The first four tracks of the album all featured Rollins as the only wind instrumentalist. On the last track, however, a tune called “Friday the 13th,” I heard an instrument that I had trouble identifying. What it mostly sounded like to me was a trumpet player with an odd sound, and at first I reacted a bit negatively. It was such a strange trumpet sound; I wondered if I was hearing a trumpet player using a bucket mute, perhaps.

After I heard this track, I went online to find out who was playing what. Well, the “trumpet player” was French horn player Julius Watkins! Now, I listen to a lot of music, and I’ve listened to a lot of horn players and trumpet players, and believe me I know what each instrument sounds like. But, having no visual clue or foreknowledge of what I was hearing, I was completely fooled as to what instrument I was hearing!

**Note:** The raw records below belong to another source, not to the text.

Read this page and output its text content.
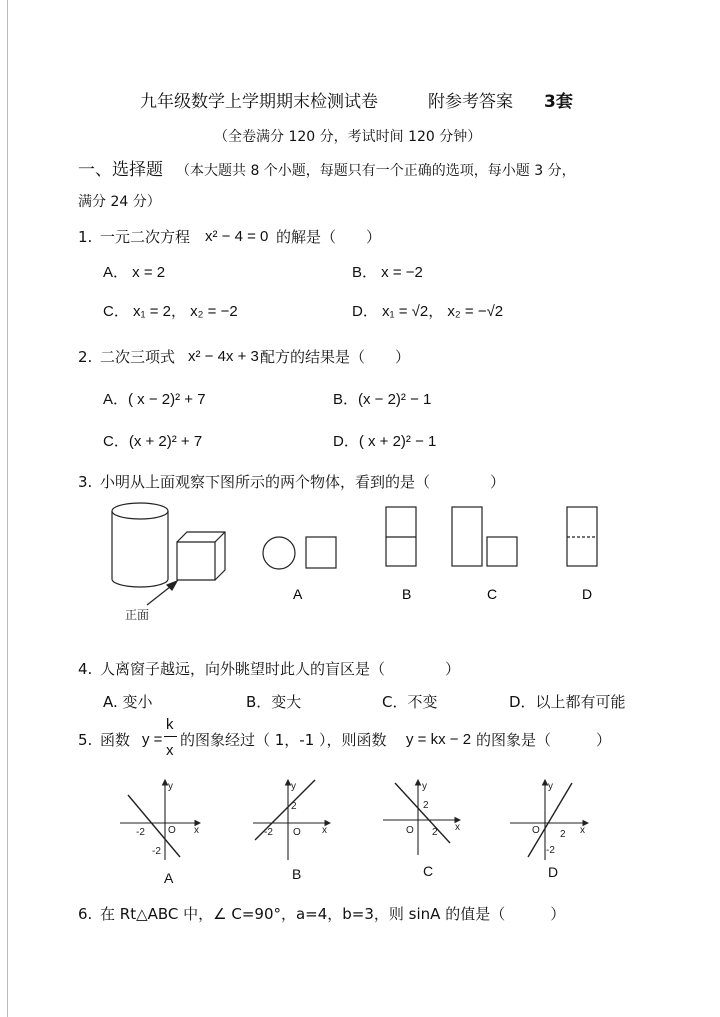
九年级数学上学期期末检测试卷	附参考答案 3套
（全卷满分 120 分，考试时间 120 分钟）
一、选择题 （本大题共 8 个小题，每题只有一个正确的选项，每小题 3 分，
满分 24 分）
1. 一元二次方程 x² − 4 = 0 的解是（　　）
A． x = 2	B． x = −2
C． x₁ = 2， x₂ = −2	D． x₁ = √2， x₂ = −√2
2. 二次三项式 x² − 4x + 3 配方的结果是（　　）
A．( x − 2)² + 7	B．(x − 2)² − 1
C．(x + 2)² + 7	D．( x + 2)² − 1
3. 小明从上面观察下图所示的两个物体，看到的是（　　　　）
正面
A	B	C	D
4. 人离窗子越远，向外眺望时此人的盲区是（　　　　）
A. 变小	B．变大	C．不变	D．以上都有可能
5. 函数 y =
k
x
的图象经过（ 1，-1 ），则函数 y = kx − 2 的图象是（　　　）
x
y
O
-2
-2
x
y
O
2
-2	x
y
O
2
2	x
y
O 2
-2
A	B	C	D
6. 在 Rt△ABC 中，∠ C=90°，a=4，b=3，则 sinA 的值是（　　　）
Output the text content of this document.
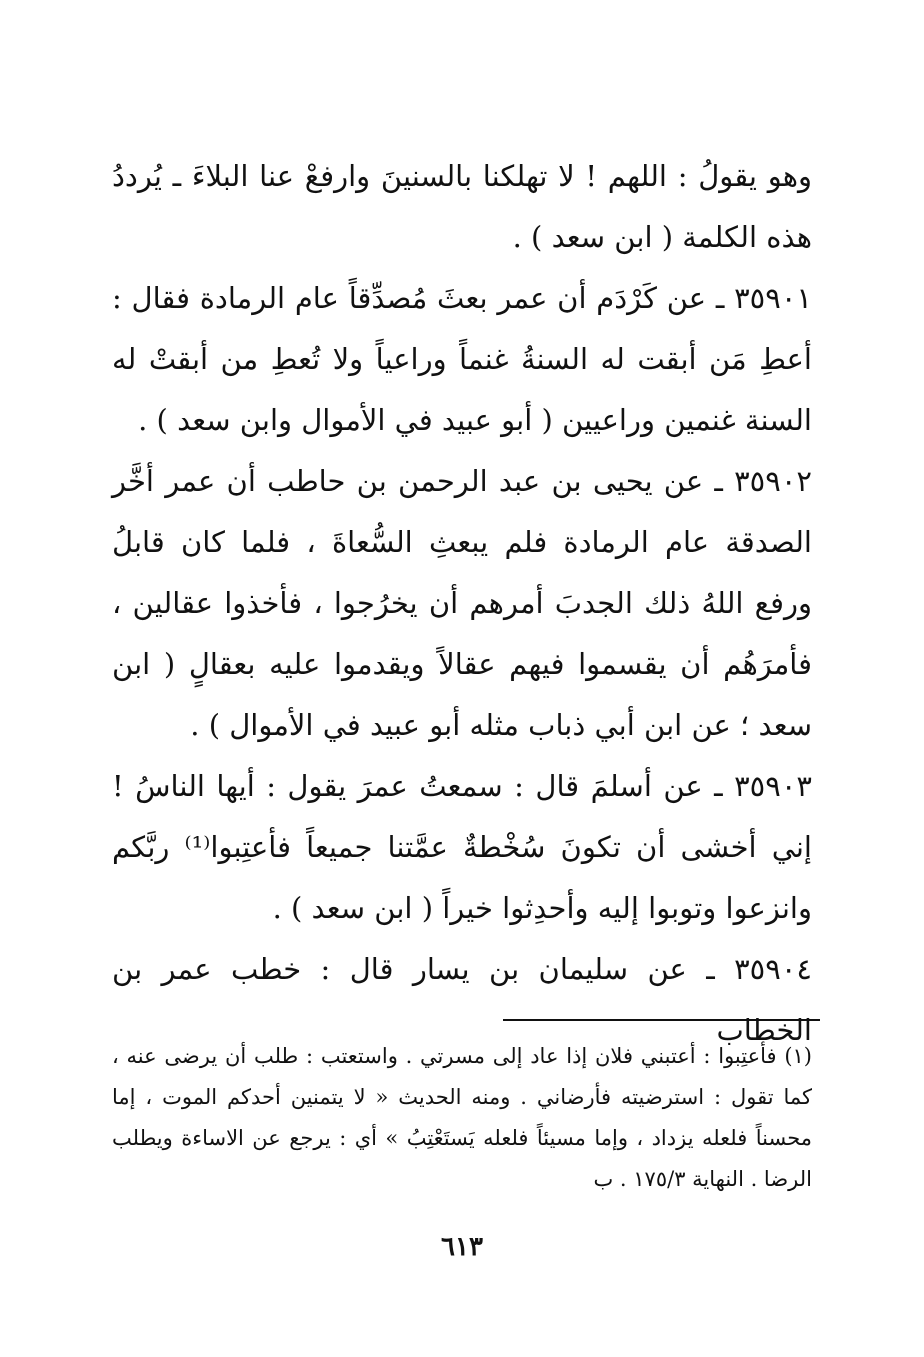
وهو يقولُ : اللهم ! لا تهلكنا بالسنينَ وارفعْ عنا البلاءَ ـ يُرددُ هذه الكلمة ( ابن سعد ) .

٣٥٩٠١ ـ عن كَرْدَم أن عمر بعثَ مُصدِّقاً عام الرمادة فقال : أعطِ مَن أبقت له السنةُ غنماً وراعياً ولا تُعطِ من أبقتْ له السنة غنمين وراعيين ( أبو عبيد في الأموال وابن سعد ) .

٣٥٩٠٢ ـ عن يحيى بن عبد الرحمن بن حاطب أن عمر أخَّر الصدقة عام الرمادة فلم يبعثِ السُّعاةَ ، فلما كان قابلُ ورفع اللهُ ذلك الجدبَ أمرهم أن يخرُجوا ، فأخذوا عقالين ، فأمرَهُم أن يقسموا فيهم عقالاً ويقدموا عليه بعقالٍ ( ابن سعد ؛ عن ابن أبي ذباب مثله أبو عبيد في الأموال ) .

٣٥٩٠٣ ـ عن أسلمَ قال : سمعتُ عمرَ يقول : أيها الناسُ ! إني أخشى أن تكونَ سُخْطةٌ عمَّتنا جميعاً فأعتِبوا⁽¹⁾ ربَّكم وانزعوا وتوبوا إليه وأحدِثوا خيراً ( ابن سعد ) .

٣٥٩٠٤ ـ عن سليمان بن يسار قال : خطب عمر بن الخطاب

(١) فأعتِبوا : أعتبني فلان إذا عاد إلى مسرتي . واستعتب : طلب أن يرضى عنه ، كما تقول : استرضيته فأرضاني . ومنه الحديث « لا يتمنين أحدكم الموت ، إما محسناً فلعله يزداد ، وإما مسيئاً فلعله يَستَعْتِبُ » أي : يرجع عن الاساءة ويطلب الرضا . النهاية ١٧٥/٣ . ب

٦١٣
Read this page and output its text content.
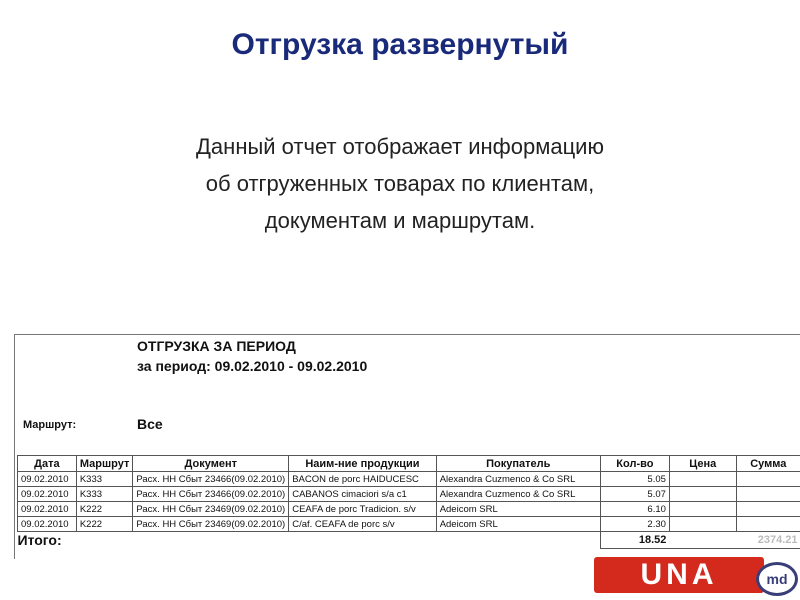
Отгрузка развернутый
Данный отчет отображает информацию
об отгруженных товарах по клиентам,
документам и маршрутам.
ОТГРУЗКА ЗА ПЕРИОД
за период: 09.02.2010 - 09.02.2010
Маршрут:	Все
Дата	Маршрут	Документ	Наим-ние продукции	Покупатель	Кол-во	Цена	Сумма
09.02.2010	K333	Расх. НН Сбыт 23466(09.02.2010)	BACON de porc HAIDUCESC	Alexandra Cuzmenco & Co SRL	5.05		
09.02.2010	K333	Расх. НН Сбыт 23466(09.02.2010)	CABANOS cimaciori s/a c1	Alexandra Cuzmenco & Co SRL	5.07		
09.02.2010	K222	Расх. НН Сбыт 23469(09.02.2010)	CEAFA de porc Tradicion. s/v	Adeicom SRL	6.10		
09.02.2010	K222	Расх. НН Сбыт 23469(09.02.2010)	C/af. CEAFA de porc s/v	Adeicom SRL	2.30		
Итого:					18.52		2374.21
UNA	md
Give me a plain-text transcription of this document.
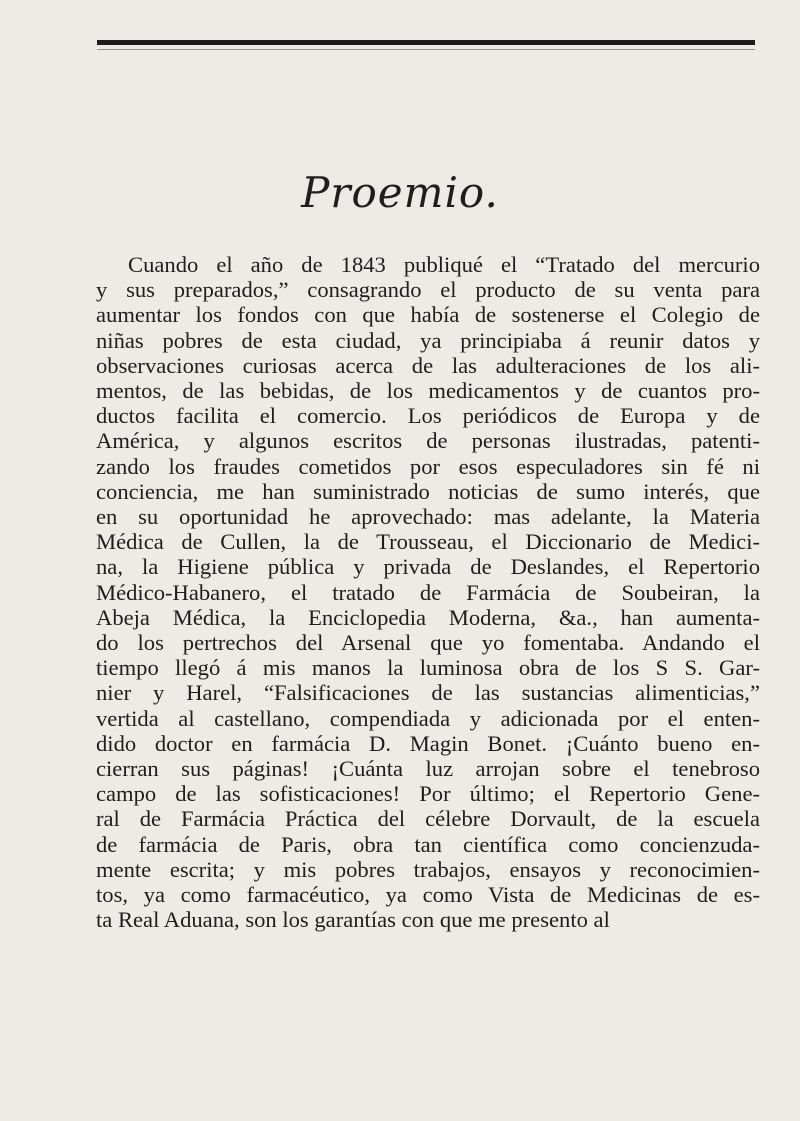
Proemio.
Cuando el año de 1843 publiqué el “Tratado del mercurio
y sus preparados,” consagrando el producto de su venta para
aumentar los fondos con que había de sostenerse el Colegio de
niñas pobres de esta ciudad, ya principiaba á reunir datos y
observaciones curiosas acerca de las adulteraciones de los ali-
mentos, de las bebidas, de los medicamentos y de cuantos pro-
ductos facilita el comercio. Los periódicos de Europa y de
América, y algunos escritos de personas ilustradas, patenti-
zando los fraudes cometidos por esos especuladores sin fé ni
conciencia, me han suministrado noticias de sumo interés, que
en su oportunidad he aprovechado: mas adelante, la Materia
Médica de Cullen, la de Trousseau, el Diccionario de Medici-
na, la Higiene pública y privada de Deslandes, el Repertorio
Médico-Habanero, el tratado de Farmácia de Soubeiran, la
Abeja Médica, la Enciclopedia Moderna, &a., han aumenta-
do los pertrechos del Arsenal que yo fomentaba. Andando el
tiempo llegó á mis manos la luminosa obra de los S S. Gar-
nier y Harel, “Falsificaciones de las sustancias alimenticias,”
vertida al castellano, compendiada y adicionada por el enten-
dido doctor en farmácia D. Magin Bonet. ¡Cuánto bueno en-
cierran sus páginas! ¡Cuánta luz arrojan sobre el tenebroso
campo de las sofisticaciones! Por último; el Repertorio Gene-
ral de Farmácia Práctica del célebre Dorvault, de la escuela
de farmácia de Paris, obra tan científica como concienzuda-
mente escrita; y mis pobres trabajos, ensayos y reconocimien-
tos, ya como farmacéutico, ya como Vista de Medicinas de es-
ta Real Aduana, son los garantías con que me presento al
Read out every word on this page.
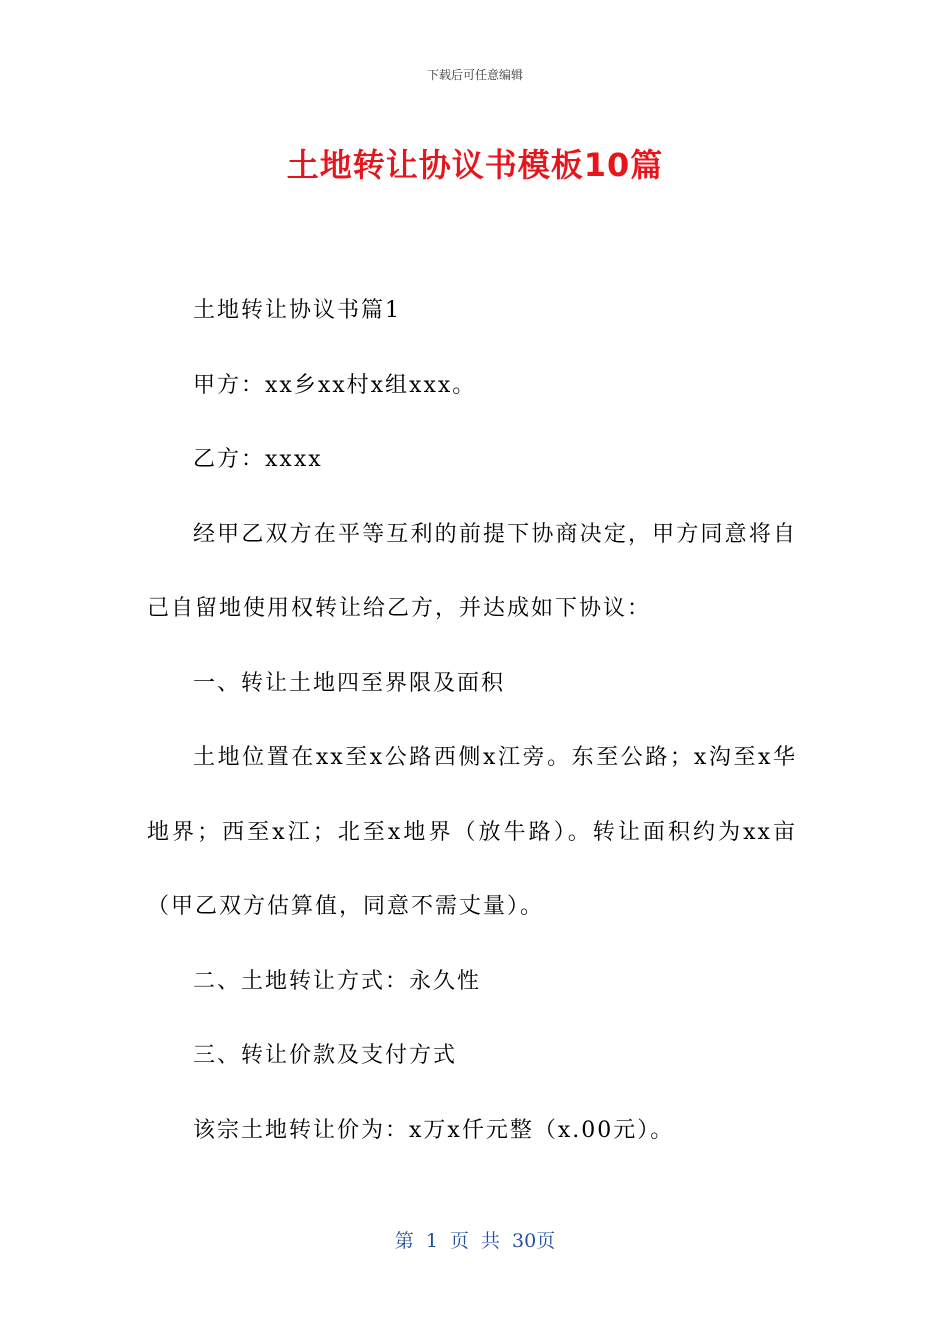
下载后可任意编辑
土地转让协议书模板10篇

土地转让协议书篇1

甲方：xx乡xx村x组xxx。

乙方：xxxx

经甲乙双方在平等互利的前提下协商决定，甲方同意将自己自留地使用权转让给乙方，并达成如下协议：

一、转让土地四至界限及面积

土地位置在xx至x公路西侧x江旁。东至公路；x沟至x华地界；西至x江；北至x地界（放牛路）。转让面积约为xx亩（甲乙双方估算值，同意不需丈量）。

二、土地转让方式：永久性

三、转让价款及支付方式

该宗土地转让价为：x万x仟元整（x.00元）。

第 1 页 共 30页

I guess horn is such a rare instrument in jazz, especially in small-ensembles, that my brain looked for other options. It’s amazing what we can fool ourselves into thinking we see or hear, given certain circumstances. When I listened to the track again, what I heard sounded clearly and obviously to me like a French horn (well, duh…).

And also, let me say, Watkins’ playing was excellent. On this tune, he trades fours with Rollins and totally keeps up with the sax master. Watkins may not have had a good trumpet sound, but he sure had a great French horn sound.